2.What got better or worse during the Obama presidency?
This data visualization from the New York Times puts the audience in the driver’s seat. Using your finger or mouse, you get to guess what you think the line chart will look like. Then, you’re able to reveal the actual data and see how well your hypothesis stands up against the actual data. In this example, the data isn’t particularly unique or interesting, nor are the charts themselves. But we love the interactive component of this piece; it’s a really strong twist on traditional data visualization pieces. Brands who can gamify relevant data visualization are on the right path for successful content marketing.
3. Logistics of the Holiday season
We love how on-brand this static data visualization is. Additionally, it was released seasonally, taking advantage of the Christmas season. By staying on-brand in this data visualization piece, Derby is able to connect their logistics expertise to well-presented data on how complex holiday-season logistics actually is.
4. Based on a True Story
Information is Beautiful has been creating quality data visualization pieces for years now, but this is one of our recent favorites. It breaks down a number of “based on a true story” movies from the last several years. Each scene is rated on its veracity, giving a really beautiful picture of how accurate many of these beloved movies are. Brands with really storied histories or selling products with really complicated production processes could benefit from a similar approach.

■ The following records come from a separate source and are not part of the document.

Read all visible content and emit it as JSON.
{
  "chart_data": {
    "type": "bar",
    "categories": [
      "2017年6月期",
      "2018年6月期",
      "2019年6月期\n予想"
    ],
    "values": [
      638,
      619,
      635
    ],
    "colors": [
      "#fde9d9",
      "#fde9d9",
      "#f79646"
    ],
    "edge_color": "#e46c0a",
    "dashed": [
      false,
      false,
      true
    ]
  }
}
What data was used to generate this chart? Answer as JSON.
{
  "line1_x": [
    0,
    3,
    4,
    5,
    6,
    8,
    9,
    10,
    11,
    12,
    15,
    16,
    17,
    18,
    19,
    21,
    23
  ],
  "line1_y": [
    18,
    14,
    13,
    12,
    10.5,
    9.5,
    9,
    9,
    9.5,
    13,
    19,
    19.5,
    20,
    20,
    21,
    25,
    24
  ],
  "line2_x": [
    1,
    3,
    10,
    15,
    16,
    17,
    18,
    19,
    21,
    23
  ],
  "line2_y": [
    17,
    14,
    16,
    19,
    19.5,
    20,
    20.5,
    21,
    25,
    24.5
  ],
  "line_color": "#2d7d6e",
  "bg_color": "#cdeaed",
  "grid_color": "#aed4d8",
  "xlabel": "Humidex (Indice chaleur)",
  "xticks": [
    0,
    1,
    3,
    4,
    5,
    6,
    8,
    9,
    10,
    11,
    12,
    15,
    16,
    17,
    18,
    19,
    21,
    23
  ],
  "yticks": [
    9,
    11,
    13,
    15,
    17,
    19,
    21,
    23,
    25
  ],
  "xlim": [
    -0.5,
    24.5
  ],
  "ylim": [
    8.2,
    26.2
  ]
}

5. The British Diet in Data
We love this piece from the Open Data Institute because it takes a huge data set and makes it into a clear, digestible format. In our opinion this is one of the harder data visualizations to pull off simply because of its scope, but it works well here. Informative, educational, and interactive. By giving the user the ability to choose the “highest” and “lowest” changes, they can subtly point to what are likely the most interesting pieces of data. Businesses who have either large numbers of products or products with large number of attributes might benefit from data visualization similar to this.
Nikon’s Universcale is a pretty famous data visualization because it works so well for their brand. It allows you to scroll up and down and compare the sizes of everything from a bacterium to a rabbit. Each item is categorized by size, starting with micrometer and ending with a light-year. Because Nikon sells lenses that allow you to zoom into great detail, this data visualization is perfect for associating with their product.
What makes for effective data visualization?
Per Information is Beautiful, it comes down to four things:
- Information – how accurate is the data you’re working with? Only use validated data from trusted sources.
- Story – is your data visualization going to present information that makes a point a table or a sentence couldn’t do as effectively? Just like with all web content in marketing, it needs to be interesting to work.
- Goal – do you have a good reason for your data visualization? Not only should your data make a point, but your brand should, too. Data visualizations are a significant investment, and making sure they’re backed up to your digital marketing goals is critical.
- Visual form – is your data visualization beautiful? There’s a lot of bad charts out there, make sure your’s is a good one.